To optimize the cost function I used AdamOptimizer. Throughout all the training I used a learning_rate = 0.001
This gives a clear idea of what the model's predition performance .
Here are the results of the prediction:
Image | Prediction |
---|---|
Road Work | Road Work |
Turn right ahead | Turn right ahead |
Yield | Yield |
No Entry | Stop sign |
Priority Road | General caution |
The model was able to correctly guess 3 of the 5 traffic signs, which gives an accuracy of 60%. This compares fair to the accuracy on the test set of 93.8% .
The model is perfectly sure that this is a Road work sign (probability of 0.9999), and the image does contain a Road work sign. The top five soft max probabilities were
Prediction | Probability |
---|---|
Road work | 9.999995e-01 |
Slippery road | 5.349513e-07 |
Bicycles crossing | 4.380856e-09 |
Beware of ice/snow | 3.452387e-09 |
Go straight or right | 1.411123e-09 |
The model is relatively sure that this is a Speed limit (30km/h) sign (probability of 0.99), and the image does contain a Turn Right Ahead sign. But as there is no image with the top five predictions it used next probability in the softmax layer to identify it's as a Turn Right Ahead image .The top five soft max probabilities were...
Prediction | Probability |
---|---|
Speed limit (30km/h) | 0.990222 |
Yield | 0.004425 |
Turn left ahead | 0.002943 |
Ahead only | 0.001359 |
Roundabout mandatory | 0.000925 |
The model is absolutely sure that this is a yield sign (probability of 1.0), and the image does contain a yield sign. The top five soft max probabilities were
Prediction | Probability |
---|---|
Yield | 1.000000e+00 |
No passing for vehicles over 3.5 metric tons | 1.748955e-12 |
Turn left ahead | 4.124270e-15 |
End of no passing by vehicles over 3.5 metric ... | 1.451681e-15 |
Keep right | 7.540276e-17 |
The model is relatively sure that this is a Go straight or left sign (probability of 0.6), and the image does contain a Priority Road sign.
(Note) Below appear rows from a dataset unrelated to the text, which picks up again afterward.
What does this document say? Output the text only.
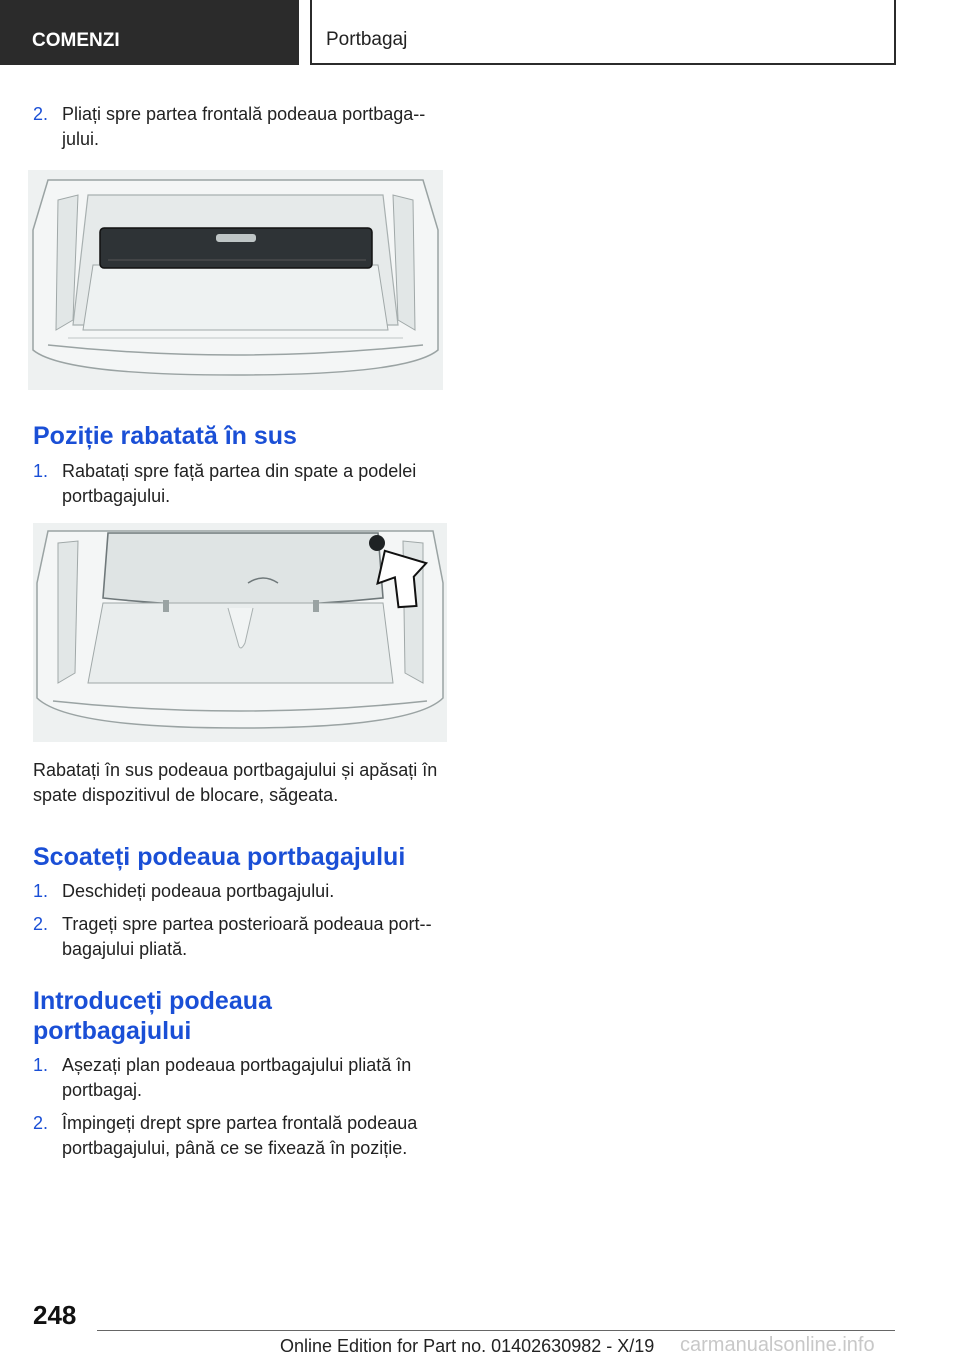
COMENZI	Portbagaj
2. Pliați spre partea frontală podeaua portbaga-jului.
Poziție rabatată în sus
1. Rabatați spre față partea din spate a podelei portbagajului.
Rabatați în sus podeaua portbagajului și apăsați în spate dispozitivul de blocare, săgeata.
Scoateți podeaua portbagajului
1. Deschideți podeaua portbagajului.
2. Trageți spre partea posterioară podeaua port-bagajului pliată.
Introduceți podeaua portbagajului
1. Așezați plan podeaua portbagajului pliată în portbagaj.
2. Împingeți drept spre partea frontală podeaua portbagajului, până ce se fixează în poziție.
248
Online Edition for Part no. 01402630982 - X/19	carmanualsonline.info
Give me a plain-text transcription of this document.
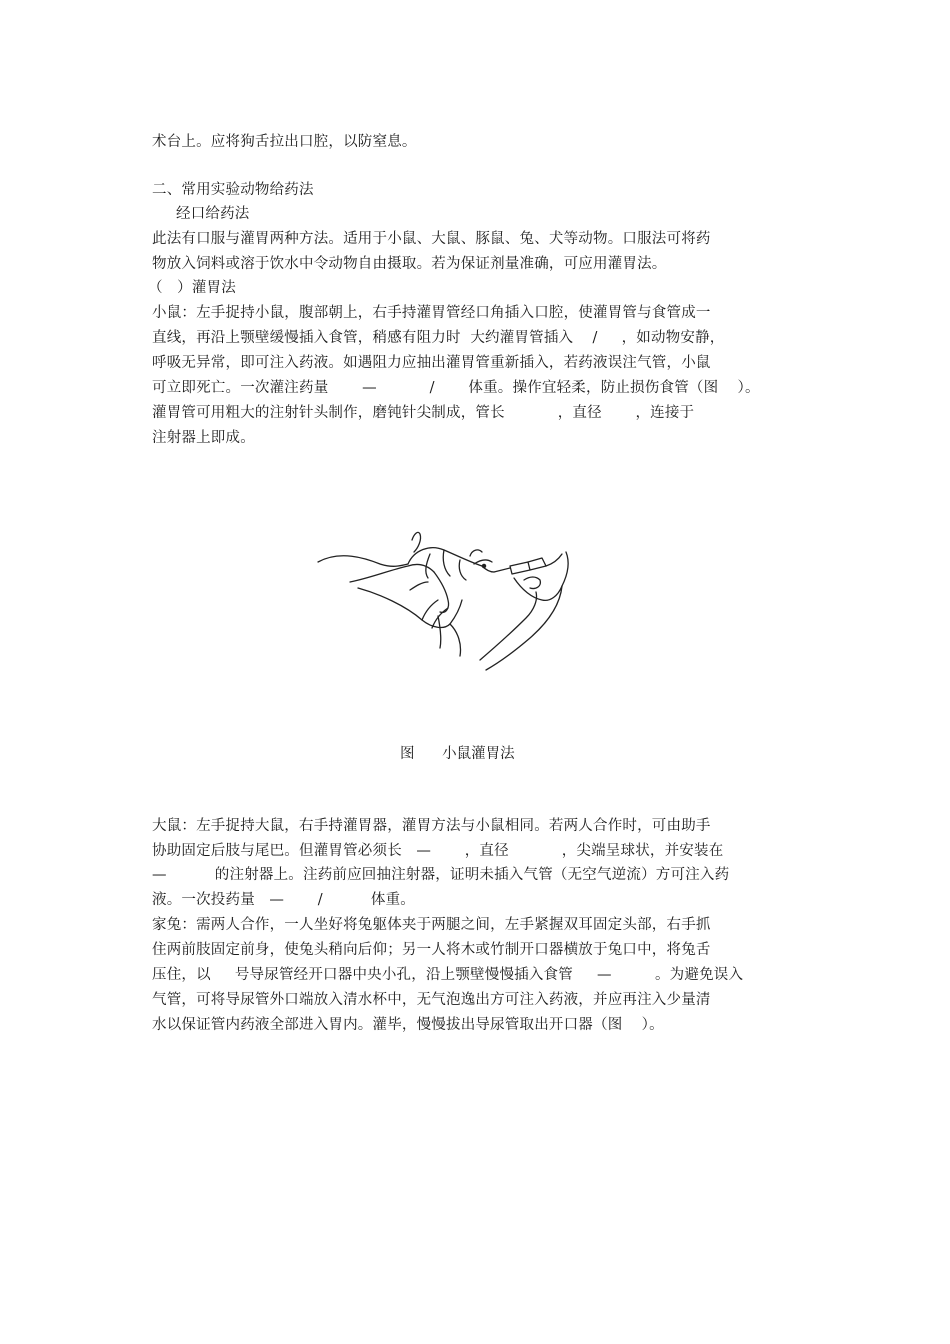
术台上。应将狗舌拉出口腔，以防窒息。
二、常用实验动物给药法
经口给药法
此法有口服与灌胃两种方法。适用于小鼠、大鼠、豚鼠、兔、犬等动物。口服法可将药
物放入饲料或溶于饮水中令动物自由摄取。若为保证剂量准确，可应用灌胃法。
（   ）灌胃法
小鼠：左手捉持小鼠，腹部朝上，右手持灌胃管经口角插入口腔，使灌胃管与食管成一
直线，再沿上颚壁缓慢插入食管，稍感有阻力时  大约灌胃管插入    /     ，如动物安静，
呼吸无异常，即可注入药液。如遇阻力应抽出灌胃管重新插入，若药液误注气管，小鼠
可立即死亡。一次灌注药量       —           /       体重。操作宜轻柔，防止损伤食管（图    ）。
灌胃管可用粗大的注射针头制作，磨钝针尖制成，管长           ，直径       ，连接于
注射器上即成。
图      小鼠灌胃法
大鼠：左手捉持大鼠，右手持灌胃器，灌胃方法与小鼠相同。若两人合作时，可由助手
协助固定后肢与尾巴。但灌胃管必须长   —       ，直径           ，尖端呈球状，并安装在
—          的注射器上。注药前应回抽注射器，证明未插入气管（无空气逆流）方可注入药
液。一次投药量   —       /          体重。
家兔：需两人合作，一人坐好将兔躯体夹于两腿之间，左手紧握双耳固定头部，右手抓
住两前肢固定前身，使兔头稍向后仰；另一人将木或竹制开口器横放于兔口中，将兔舌
压住，以     号导尿管经开口器中央小孔，沿上颚壁慢慢插入食管     —         。为避免误入
气管，可将导尿管外口端放入清水杯中，无气泡逸出方可注入药液，并应再注入少量清
水以保证管内药液全部进入胃内。灌毕，慢慢拔出导尿管取出开口器（图    ）。
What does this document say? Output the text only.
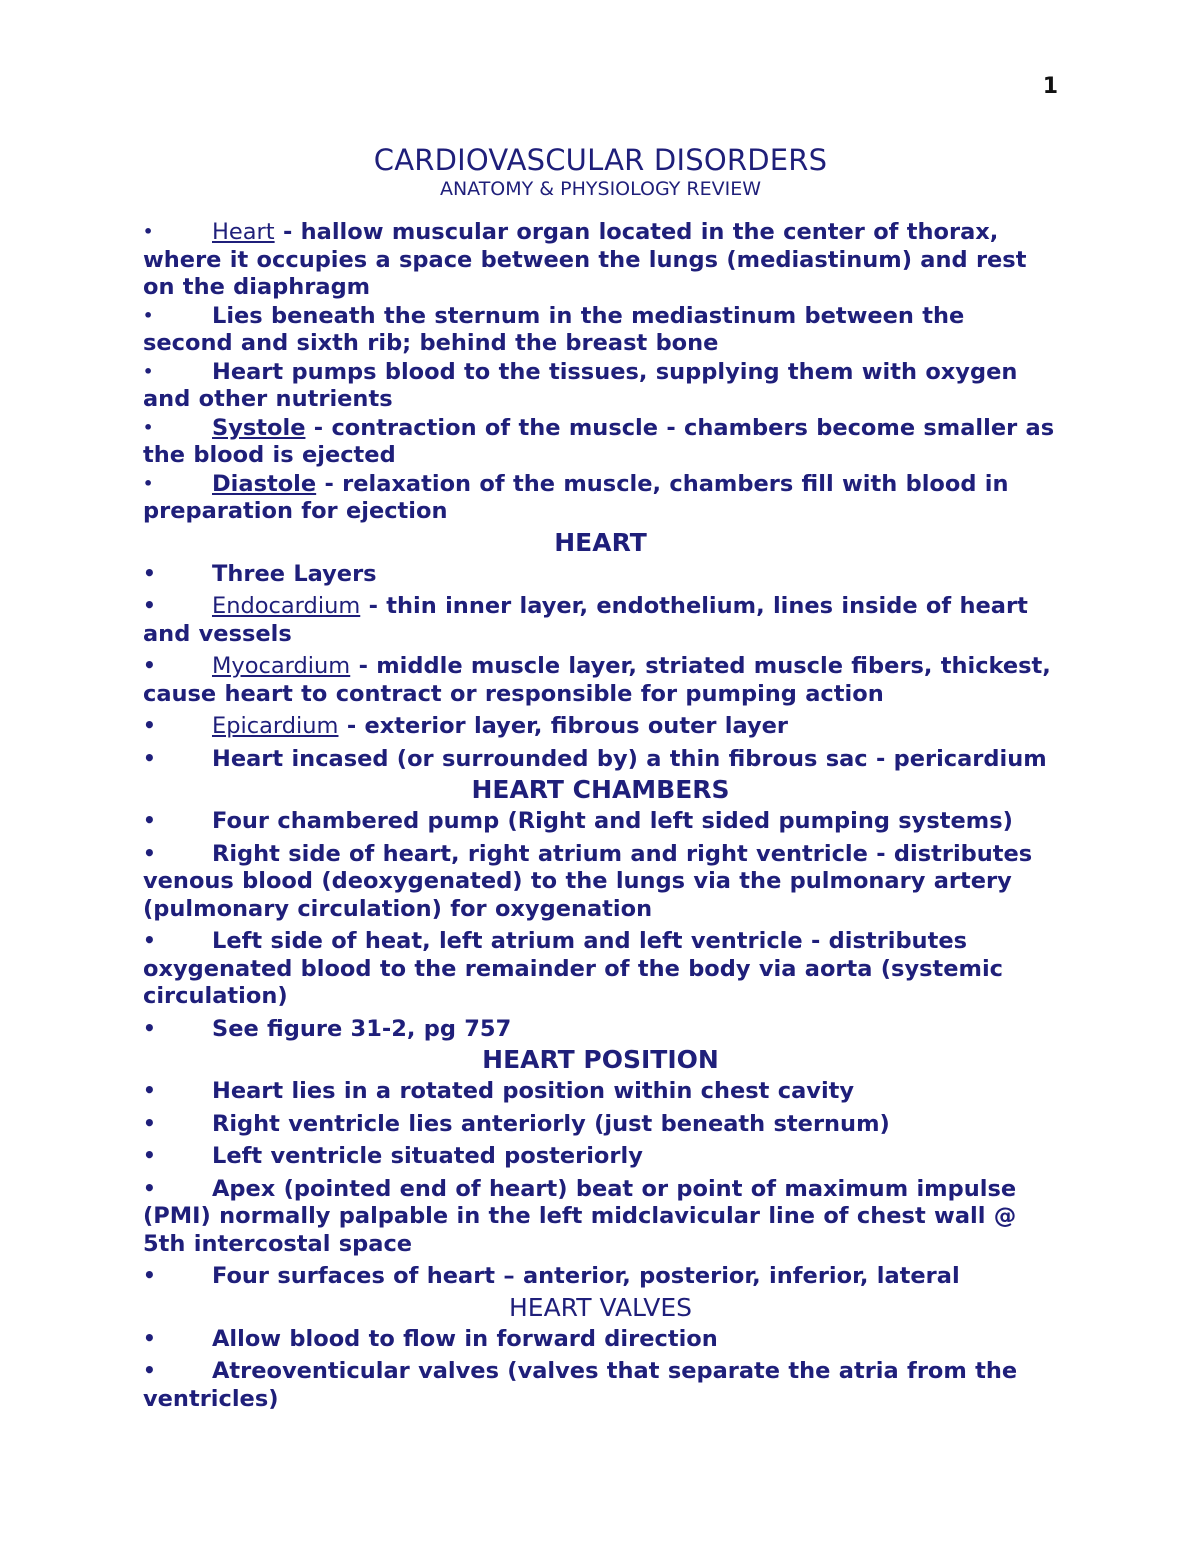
1
CARDIOVASCULAR DISORDERS

ANATOMY & PHYSIOLOGY REVIEW

•	Heart - hallow muscular organ located in the center of thorax, where it occupies a space between the lungs (mediastinum) and rest on the diaphragm

•	Lies beneath the sternum in the mediastinum between the second and sixth rib; behind the breast bone

•	Heart pumps blood to the tissues, supplying them with oxygen and other nutrients

•	Systole - contraction of the muscle - chambers become smaller as the blood is ejected

•	Diastole - relaxation of the muscle, chambers fill with blood in preparation for ejection

HEART

• Three Layers

• Endocardium - thin inner layer, endothelium, lines inside of heart and vessels

• Myocardium - middle muscle layer, striated muscle fibers, thickest, cause heart to contract or responsible for pumping action

• Epicardium - exterior layer, fibrous outer layer

• Heart incased (or surrounded by) a thin fibrous sac - pericardium

HEART CHAMBERS

• Four chambered pump (Right and left sided pumping systems)

• Right side of heart, right atrium and right ventricle - distributes venous blood (deoxygenated) to the lungs via the pulmonary artery (pulmonary circulation) for oxygenation

• Left side of heat, left atrium and left ventricle - distributes oxygenated blood to the remainder of the body via aorta (systemic circulation)

• See figure 31-2, pg 757

HEART POSITION

• Heart lies in a rotated position within chest cavity

• Right ventricle lies anteriorly (just beneath sternum)

• Left ventricle situated posteriorly

• Apex (pointed end of heart) beat or point of maximum impulse (PMI) normally palpable in the left midclavicular line of chest wall @ 5th intercostal space

• Four surfaces of heart – anterior, posterior, inferior, lateral

HEART VALVES

• Allow blood to flow in forward direction

• Atreoventicular valves (valves that separate the atria from the ventricles)
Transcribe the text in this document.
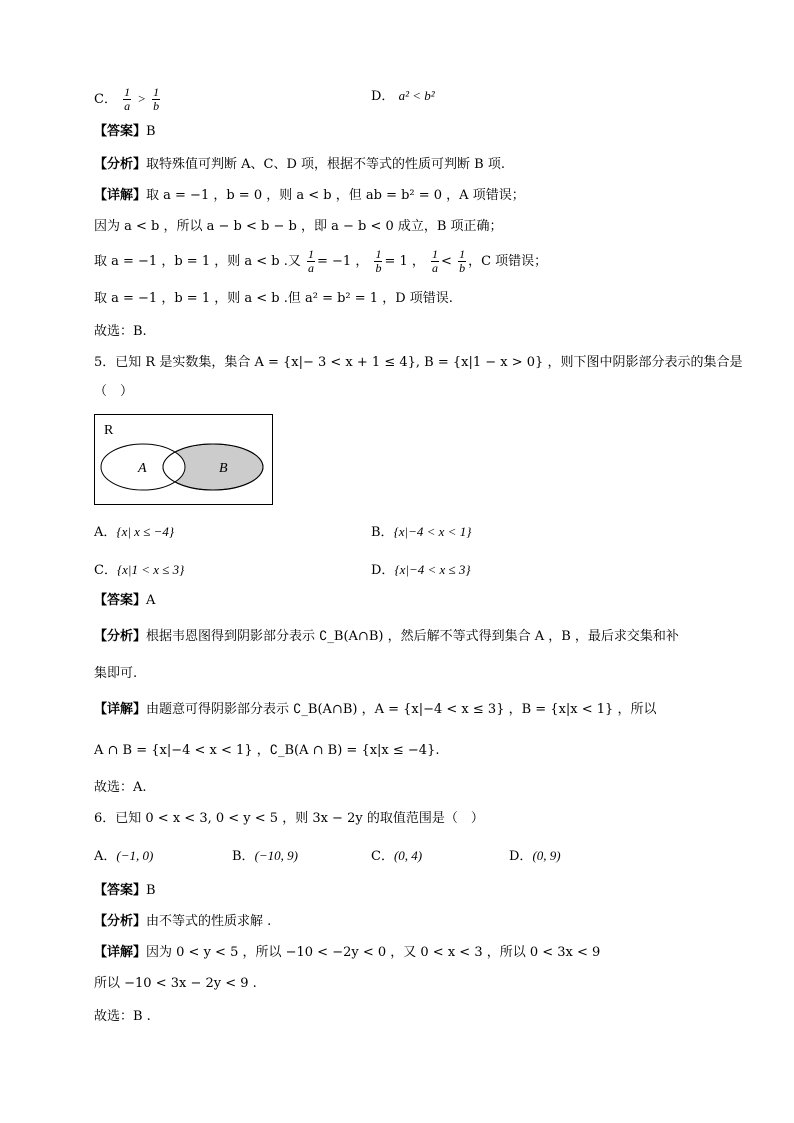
C． $\frac{1}{a} > \frac{1}{b}$	D． a² < b²
【答案】B
【分析】取特殊值可判断 A、C、D 项，根据不等式的性质可判断 B 项.
【详解】取 a = −1 ，b = 0 ，则 a < b ，但 ab = b² = 0 ，A 项错误；
因为 a < b ，所以 a − b < b − b ，即 a − b < 0 成立，B 项正确；
取 a = −1 ，b = 1 ，则 a < b .又 $\frac{1}{a} = -1$ ， $\frac{1}{b} = 1$ ， $\frac{1}{a} < \frac{1}{b}$ ，C 项错误；
取 a = −1 ，b = 1 ，则 a < b .但 a² = b² = 1 ，D 项错误.
故选：B.
5．已知 R 是实数集，集合 A = {x|− 3 < x + 1 ≤ 4}, B = {x|1 − x > 0} ，则下图中阴影部分表示的集合是
（　）
R
A	B
A．{x| x ≤ −4}	B．{x|−4 < x < 1}
C．{x|1 < x ≤ 3}	D．{x|−4 < x ≤ 3}
【答案】A
【分析】根据韦恩图得到阴影部分表示 ∁_B(A∩B) ，然后解不等式得到集合 A ，B ，最后求交集和补
集即可.
【详解】由题意可得阴影部分表示 ∁_B(A∩B) ，A = {x|−4 < x ≤ 3} ，B = {x|x < 1} ，所以
A ∩ B = {x|−4 < x < 1} ，∁_B(A ∩ B) = {x|x ≤ −4}.
故选：A.
6．已知 0 < x < 3, 0 < y < 5 ，则 3x − 2y 的取值范围是（　）
A．(−1, 0)	B．(−10, 9)	C．(0, 4)	D．(0, 9)
【答案】B
【分析】由不等式的性质求解 .
【详解】因为 0 < y < 5 ，所以 −10 < −2y < 0 ，又 0 < x < 3 ，所以 0 < 3x < 9
所以 −10 < 3x − 2y < 9 .
故选：B .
The top five soft max probabilities were
Prediction | Probability |
---|---|
Go straight or left | 0.541098 |
General caution | 0.429022 |
Traffic signals | 0.024712 |
Wild animals crossing | 0.005072 |
Road work | 0.000087 |
The model is relatively sure that this is a Stop sign (probability of 0.62), and the image does contain a No Entry sign. The top five soft max probabilities were
Prediction | Probability |
---|---|
Stop | 6.232601e-01 |
No passing for vehicles over 3.5 metric tons | 2.725155e-01 |
Yield | 1.042178e-01 |
Speed limit (80km/h) | 6.453646e-06 |
Beware of ice/snow | 4.445295e-08 |
From the above prediction we can realize that for Road Work (label = 25) and for yield(label = 13) the number of examples in these classes is much higher, nearabout 2500,3800 respectively in augmented training set . And it is the case for deep network . With higher training data comes great accuracy .
Here we plot the first convolutional layer with relu activation with the help of given OutputFeatureMap() function . A 33 filter of depth 32 is applied . We can see the 32 different outputs when a 33 filter with stride 1 is applied to road work sign image . Here the weights are random truncated numbers with normal distribution. The weights initialization is a in depth research topic .
The next levels are much more difficult to understand for it's higher dimensionality hence omitted.